Nach dem Zweiten Vatikanum war in der Kirche noch das „viri probati“-Gespenst umgegangen. Dieser Plan, gestandene Ehemänner zur Weihe zuzulassen, wurde aus Furcht um den Zölibat eingemottet; er verwies nicht nur auf verheiratete Priester in der Antike, sondern auf die Plausibilität eines höheren Ordinationsalters. „Presbyter“ (gleich Priester) bedeutet „Ältester“: Das wären dann erprobte Männer mit biografischen Brüchen.

Brüche integrieren bedeutet ja nicht, Traditionen abzubrechen. Das biblische Menschenbild der Zuordnung von Mann und Frau lässt sich nicht per Diskriminierungsvorwurf verwerfen. Wer in einer Kirche mit solch einem Menschenbild arbeiten will, muss ertragen, dass er manchem Ideal nicht entspricht.
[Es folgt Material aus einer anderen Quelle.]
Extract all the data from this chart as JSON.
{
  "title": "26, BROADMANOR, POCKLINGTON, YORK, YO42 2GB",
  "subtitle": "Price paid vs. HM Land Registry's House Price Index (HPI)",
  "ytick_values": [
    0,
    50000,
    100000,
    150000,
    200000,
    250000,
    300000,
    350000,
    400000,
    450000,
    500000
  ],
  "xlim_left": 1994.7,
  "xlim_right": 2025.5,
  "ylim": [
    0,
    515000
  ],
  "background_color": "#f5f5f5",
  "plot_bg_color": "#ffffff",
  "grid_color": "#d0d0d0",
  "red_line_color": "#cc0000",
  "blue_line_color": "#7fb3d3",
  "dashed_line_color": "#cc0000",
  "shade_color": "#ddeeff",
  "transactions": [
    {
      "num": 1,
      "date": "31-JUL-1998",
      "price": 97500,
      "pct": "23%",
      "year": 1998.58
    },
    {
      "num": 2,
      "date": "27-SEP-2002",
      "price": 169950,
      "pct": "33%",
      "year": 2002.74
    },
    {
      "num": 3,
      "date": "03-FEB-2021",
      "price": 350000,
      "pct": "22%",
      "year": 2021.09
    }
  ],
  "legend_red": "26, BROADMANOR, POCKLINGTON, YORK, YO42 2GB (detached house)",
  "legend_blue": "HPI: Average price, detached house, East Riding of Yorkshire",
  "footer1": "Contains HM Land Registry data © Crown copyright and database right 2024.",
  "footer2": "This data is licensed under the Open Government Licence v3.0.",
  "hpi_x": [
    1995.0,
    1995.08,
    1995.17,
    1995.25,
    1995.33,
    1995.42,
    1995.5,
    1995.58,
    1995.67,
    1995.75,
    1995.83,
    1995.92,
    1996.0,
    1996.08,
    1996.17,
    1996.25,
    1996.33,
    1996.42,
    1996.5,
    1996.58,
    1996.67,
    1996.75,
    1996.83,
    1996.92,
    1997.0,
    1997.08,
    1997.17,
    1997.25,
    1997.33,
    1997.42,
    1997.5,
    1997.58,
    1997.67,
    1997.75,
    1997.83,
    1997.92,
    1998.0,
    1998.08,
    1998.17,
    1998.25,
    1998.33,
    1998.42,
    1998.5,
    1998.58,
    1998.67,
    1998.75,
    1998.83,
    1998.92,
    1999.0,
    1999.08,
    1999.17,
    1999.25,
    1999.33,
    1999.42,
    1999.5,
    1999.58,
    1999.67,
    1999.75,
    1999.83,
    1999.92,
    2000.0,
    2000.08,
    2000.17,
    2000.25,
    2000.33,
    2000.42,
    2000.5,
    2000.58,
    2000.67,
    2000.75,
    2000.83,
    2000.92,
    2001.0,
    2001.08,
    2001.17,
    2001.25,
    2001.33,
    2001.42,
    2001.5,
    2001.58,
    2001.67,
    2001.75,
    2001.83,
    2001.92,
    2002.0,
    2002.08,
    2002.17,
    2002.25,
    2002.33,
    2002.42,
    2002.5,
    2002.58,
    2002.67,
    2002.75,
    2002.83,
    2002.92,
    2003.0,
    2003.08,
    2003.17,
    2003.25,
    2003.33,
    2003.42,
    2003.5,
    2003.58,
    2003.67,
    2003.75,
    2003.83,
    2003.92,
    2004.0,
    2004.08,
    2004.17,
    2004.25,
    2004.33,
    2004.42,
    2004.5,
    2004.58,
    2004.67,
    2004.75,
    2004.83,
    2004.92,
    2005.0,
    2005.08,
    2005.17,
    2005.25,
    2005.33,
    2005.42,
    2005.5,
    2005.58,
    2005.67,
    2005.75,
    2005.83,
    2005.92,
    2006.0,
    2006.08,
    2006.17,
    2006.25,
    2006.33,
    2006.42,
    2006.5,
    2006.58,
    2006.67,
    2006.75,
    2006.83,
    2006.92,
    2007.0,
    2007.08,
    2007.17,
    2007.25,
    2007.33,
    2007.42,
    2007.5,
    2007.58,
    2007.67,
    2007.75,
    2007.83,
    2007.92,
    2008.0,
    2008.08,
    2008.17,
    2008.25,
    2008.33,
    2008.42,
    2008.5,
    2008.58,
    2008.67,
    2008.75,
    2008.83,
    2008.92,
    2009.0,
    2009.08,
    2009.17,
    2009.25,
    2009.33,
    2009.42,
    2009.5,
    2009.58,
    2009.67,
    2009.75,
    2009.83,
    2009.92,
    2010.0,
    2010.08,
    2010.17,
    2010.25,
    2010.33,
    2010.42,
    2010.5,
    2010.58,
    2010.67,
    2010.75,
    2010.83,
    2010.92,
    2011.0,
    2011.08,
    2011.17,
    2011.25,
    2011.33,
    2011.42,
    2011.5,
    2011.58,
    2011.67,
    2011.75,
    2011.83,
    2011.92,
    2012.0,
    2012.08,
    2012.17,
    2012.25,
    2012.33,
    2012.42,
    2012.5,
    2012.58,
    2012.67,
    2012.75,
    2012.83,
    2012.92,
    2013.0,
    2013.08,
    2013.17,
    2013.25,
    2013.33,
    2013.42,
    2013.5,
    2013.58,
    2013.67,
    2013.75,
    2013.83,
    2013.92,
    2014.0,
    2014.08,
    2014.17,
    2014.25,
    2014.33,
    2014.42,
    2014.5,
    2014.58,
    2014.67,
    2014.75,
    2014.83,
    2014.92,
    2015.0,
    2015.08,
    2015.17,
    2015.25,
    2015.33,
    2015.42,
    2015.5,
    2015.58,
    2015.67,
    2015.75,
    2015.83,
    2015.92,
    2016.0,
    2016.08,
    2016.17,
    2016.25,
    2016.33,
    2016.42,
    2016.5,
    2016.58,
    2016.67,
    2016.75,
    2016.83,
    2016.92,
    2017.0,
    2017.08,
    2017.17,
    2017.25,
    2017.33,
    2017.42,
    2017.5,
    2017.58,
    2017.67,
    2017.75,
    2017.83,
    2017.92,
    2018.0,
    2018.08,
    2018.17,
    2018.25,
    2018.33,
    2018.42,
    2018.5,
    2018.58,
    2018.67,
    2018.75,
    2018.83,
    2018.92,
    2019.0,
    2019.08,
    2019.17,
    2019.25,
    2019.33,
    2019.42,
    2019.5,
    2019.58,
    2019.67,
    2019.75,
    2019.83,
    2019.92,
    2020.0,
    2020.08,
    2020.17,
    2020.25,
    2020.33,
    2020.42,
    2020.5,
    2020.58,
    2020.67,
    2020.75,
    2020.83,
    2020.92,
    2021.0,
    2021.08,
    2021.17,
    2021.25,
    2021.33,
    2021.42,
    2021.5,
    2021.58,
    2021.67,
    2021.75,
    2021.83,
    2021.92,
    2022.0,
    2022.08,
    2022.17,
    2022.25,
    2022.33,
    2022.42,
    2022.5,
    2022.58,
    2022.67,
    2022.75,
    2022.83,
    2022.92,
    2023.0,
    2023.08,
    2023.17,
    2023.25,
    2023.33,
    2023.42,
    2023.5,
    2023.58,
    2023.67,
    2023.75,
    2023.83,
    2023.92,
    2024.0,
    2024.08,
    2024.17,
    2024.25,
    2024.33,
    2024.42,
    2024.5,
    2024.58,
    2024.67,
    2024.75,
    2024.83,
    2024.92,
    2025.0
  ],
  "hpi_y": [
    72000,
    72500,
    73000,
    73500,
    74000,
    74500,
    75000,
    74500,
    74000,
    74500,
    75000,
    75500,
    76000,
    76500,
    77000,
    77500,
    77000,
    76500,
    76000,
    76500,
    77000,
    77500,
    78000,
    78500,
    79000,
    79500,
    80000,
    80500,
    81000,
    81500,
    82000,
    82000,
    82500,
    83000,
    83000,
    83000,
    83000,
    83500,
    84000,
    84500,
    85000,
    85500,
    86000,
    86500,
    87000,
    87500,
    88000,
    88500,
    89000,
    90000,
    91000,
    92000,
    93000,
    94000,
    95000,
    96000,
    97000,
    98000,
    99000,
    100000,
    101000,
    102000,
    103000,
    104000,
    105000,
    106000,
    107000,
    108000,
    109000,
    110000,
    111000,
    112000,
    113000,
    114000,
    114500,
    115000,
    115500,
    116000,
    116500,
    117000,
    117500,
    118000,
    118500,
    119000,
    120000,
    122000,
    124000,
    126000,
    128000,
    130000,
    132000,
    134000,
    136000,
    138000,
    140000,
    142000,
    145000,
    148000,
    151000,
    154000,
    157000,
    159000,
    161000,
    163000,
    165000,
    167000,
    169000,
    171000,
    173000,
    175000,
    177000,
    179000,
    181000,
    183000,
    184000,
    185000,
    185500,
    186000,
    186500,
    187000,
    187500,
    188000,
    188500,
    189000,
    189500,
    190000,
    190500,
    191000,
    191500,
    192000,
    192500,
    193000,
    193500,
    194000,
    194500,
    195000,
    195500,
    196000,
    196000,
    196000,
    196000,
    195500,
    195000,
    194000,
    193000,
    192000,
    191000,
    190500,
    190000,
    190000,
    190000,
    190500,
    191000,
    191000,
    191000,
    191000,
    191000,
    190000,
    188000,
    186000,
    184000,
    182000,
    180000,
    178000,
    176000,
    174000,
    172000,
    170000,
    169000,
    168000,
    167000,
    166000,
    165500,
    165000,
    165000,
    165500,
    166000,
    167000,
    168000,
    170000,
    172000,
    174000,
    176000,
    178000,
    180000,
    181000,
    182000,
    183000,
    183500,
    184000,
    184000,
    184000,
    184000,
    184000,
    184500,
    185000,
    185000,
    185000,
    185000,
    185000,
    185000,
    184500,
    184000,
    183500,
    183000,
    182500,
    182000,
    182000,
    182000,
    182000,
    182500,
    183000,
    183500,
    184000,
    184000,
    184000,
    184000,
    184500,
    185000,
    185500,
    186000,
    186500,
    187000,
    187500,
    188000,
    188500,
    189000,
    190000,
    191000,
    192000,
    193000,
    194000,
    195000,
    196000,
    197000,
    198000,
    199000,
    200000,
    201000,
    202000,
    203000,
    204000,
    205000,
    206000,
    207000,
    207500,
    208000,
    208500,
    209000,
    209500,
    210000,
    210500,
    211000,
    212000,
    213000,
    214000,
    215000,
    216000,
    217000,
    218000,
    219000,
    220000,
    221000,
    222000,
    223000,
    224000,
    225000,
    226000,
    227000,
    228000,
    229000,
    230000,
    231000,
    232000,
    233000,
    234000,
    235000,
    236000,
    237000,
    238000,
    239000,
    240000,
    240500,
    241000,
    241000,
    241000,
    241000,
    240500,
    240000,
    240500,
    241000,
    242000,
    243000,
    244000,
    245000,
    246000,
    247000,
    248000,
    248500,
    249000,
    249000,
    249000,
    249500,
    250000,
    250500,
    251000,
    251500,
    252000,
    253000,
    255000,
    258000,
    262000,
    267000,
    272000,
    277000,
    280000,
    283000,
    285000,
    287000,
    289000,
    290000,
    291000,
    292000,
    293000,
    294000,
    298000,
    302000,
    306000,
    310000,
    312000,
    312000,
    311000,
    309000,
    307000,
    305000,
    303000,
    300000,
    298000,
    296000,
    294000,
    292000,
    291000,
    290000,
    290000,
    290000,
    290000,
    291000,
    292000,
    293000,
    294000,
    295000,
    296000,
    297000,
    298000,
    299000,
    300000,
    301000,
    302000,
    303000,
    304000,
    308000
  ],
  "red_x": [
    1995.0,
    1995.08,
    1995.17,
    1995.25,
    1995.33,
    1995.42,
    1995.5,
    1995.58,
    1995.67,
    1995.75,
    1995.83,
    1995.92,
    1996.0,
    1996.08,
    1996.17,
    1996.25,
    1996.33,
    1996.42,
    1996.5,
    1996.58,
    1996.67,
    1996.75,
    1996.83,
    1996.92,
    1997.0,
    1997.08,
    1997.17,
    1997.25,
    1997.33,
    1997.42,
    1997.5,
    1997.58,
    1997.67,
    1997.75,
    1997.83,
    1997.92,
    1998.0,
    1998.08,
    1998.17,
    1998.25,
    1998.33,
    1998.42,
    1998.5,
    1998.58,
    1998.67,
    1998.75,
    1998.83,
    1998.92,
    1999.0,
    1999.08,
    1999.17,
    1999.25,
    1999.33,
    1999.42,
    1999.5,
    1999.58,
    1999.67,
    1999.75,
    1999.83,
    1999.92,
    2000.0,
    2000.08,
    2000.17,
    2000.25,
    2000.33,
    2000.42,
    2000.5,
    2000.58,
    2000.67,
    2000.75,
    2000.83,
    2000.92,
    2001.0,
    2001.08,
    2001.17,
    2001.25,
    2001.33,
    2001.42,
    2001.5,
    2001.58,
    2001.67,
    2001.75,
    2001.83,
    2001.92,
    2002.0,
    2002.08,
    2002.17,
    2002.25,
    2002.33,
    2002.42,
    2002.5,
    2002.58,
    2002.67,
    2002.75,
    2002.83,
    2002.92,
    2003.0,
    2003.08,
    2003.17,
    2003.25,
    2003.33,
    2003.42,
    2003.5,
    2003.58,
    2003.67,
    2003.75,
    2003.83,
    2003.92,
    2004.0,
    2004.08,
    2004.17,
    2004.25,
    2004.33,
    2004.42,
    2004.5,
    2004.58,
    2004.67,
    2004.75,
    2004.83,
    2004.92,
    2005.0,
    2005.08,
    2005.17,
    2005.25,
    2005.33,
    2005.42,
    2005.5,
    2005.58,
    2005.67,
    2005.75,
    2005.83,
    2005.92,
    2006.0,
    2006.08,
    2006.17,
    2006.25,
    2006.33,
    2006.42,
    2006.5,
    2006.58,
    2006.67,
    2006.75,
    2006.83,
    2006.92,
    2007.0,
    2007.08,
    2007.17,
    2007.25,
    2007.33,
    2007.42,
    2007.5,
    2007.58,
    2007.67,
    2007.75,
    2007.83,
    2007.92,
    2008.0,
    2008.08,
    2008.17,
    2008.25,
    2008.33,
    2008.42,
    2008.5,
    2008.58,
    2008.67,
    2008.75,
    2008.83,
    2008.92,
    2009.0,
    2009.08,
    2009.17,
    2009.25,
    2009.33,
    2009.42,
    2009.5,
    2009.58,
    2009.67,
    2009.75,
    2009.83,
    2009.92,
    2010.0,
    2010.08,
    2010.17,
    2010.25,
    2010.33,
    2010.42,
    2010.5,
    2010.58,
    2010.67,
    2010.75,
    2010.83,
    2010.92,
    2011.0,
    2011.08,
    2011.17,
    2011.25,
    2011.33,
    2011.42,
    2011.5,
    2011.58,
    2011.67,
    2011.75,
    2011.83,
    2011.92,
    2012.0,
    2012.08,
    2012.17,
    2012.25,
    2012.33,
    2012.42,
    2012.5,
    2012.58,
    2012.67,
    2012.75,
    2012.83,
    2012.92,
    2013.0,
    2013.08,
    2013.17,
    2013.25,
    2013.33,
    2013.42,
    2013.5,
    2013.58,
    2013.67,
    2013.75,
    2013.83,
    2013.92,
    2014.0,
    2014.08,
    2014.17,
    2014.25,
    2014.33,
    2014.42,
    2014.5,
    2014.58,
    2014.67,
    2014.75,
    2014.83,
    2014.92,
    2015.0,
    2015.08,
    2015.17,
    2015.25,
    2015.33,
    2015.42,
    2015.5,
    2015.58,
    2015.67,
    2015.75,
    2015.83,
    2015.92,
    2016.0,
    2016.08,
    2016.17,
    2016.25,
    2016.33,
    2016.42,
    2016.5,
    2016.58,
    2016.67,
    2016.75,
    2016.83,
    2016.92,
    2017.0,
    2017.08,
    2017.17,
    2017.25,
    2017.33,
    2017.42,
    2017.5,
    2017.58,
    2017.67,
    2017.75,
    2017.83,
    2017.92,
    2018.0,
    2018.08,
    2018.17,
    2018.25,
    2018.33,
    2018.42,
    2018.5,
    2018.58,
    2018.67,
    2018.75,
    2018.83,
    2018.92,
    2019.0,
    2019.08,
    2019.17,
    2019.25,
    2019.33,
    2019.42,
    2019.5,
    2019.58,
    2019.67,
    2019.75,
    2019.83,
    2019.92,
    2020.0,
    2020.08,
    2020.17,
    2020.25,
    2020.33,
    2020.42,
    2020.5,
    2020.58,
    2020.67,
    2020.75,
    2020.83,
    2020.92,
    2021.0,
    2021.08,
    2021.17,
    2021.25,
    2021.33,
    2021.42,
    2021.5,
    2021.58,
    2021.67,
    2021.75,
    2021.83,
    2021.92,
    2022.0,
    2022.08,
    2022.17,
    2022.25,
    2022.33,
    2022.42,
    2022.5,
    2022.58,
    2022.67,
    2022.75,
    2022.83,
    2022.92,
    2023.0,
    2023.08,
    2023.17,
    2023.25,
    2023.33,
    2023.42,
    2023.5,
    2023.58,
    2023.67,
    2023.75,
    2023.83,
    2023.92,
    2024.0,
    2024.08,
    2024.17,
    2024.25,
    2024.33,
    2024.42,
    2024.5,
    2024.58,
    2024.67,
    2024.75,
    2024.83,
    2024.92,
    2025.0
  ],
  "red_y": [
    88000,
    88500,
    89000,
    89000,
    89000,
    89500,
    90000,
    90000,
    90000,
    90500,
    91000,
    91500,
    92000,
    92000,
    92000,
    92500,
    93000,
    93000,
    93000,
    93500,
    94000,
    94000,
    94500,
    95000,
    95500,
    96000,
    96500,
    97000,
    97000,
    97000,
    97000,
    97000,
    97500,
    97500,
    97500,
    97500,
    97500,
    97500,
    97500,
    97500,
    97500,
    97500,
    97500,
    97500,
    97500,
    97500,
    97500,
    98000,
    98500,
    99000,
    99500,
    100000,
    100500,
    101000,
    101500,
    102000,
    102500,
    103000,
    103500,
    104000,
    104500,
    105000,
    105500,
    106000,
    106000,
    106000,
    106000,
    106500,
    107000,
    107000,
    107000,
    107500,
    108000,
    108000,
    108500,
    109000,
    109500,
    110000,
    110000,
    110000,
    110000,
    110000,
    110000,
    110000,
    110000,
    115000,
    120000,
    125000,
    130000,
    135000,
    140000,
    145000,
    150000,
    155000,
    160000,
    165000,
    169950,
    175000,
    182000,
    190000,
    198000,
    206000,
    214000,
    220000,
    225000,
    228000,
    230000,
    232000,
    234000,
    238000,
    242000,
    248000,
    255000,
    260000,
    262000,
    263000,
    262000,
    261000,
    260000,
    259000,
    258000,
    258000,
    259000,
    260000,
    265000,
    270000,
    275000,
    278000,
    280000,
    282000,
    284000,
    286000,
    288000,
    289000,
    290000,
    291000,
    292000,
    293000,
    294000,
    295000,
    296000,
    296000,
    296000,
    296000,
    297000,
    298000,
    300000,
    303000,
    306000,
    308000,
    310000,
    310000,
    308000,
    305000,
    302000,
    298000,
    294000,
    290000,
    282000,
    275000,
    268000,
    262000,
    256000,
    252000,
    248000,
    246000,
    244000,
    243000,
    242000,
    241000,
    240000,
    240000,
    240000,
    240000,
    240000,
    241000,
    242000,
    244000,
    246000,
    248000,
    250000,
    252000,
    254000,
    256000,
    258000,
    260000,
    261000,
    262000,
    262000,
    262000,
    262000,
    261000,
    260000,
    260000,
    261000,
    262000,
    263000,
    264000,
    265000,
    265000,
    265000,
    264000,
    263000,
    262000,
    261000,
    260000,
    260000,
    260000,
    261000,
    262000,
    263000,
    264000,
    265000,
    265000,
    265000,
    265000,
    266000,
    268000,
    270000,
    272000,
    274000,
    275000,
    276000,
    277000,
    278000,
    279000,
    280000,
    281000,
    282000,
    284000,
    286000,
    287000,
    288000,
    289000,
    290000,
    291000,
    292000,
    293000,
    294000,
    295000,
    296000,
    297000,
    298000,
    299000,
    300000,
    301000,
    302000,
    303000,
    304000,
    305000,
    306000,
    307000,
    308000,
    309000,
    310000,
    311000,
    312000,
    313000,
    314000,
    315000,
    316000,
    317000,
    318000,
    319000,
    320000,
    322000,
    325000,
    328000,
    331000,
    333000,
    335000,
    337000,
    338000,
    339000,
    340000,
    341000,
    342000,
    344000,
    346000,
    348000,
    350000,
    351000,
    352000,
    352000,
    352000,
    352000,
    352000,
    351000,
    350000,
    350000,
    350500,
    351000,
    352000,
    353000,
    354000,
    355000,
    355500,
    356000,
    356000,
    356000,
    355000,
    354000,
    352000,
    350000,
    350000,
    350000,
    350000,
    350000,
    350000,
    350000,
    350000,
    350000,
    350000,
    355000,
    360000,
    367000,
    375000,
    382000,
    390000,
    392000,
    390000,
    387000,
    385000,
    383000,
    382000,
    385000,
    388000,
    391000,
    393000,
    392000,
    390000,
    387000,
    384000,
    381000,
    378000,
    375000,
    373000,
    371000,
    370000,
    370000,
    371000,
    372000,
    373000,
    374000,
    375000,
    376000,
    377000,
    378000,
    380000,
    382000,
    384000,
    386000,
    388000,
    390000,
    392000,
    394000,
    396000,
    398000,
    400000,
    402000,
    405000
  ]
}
Der Apostel Paulus hat diese Differenz den „Stachel im Fleisch“ genannt, einen „Boten Satans, der mich mit Fäusten schlägt“. Seitdem rätseln Exegeten, ob damit seine Epilepsie oder Misserfolge gemeint waren; sicher gibt es auch die Deutung, der ledige Pädophilen- und Frauenverächter sei schwul gewesen. Er selbst interpretierte seine „affektive Reife“ als dialektisches Christus-Erlebnis: „Wenn ich schwach bin, bin ich stark.“ Lieber Papa Ratzinger, der Sie diese Instruktion unterschrieben haben: Etwas mehr Dialektik hätte man schon erwartet.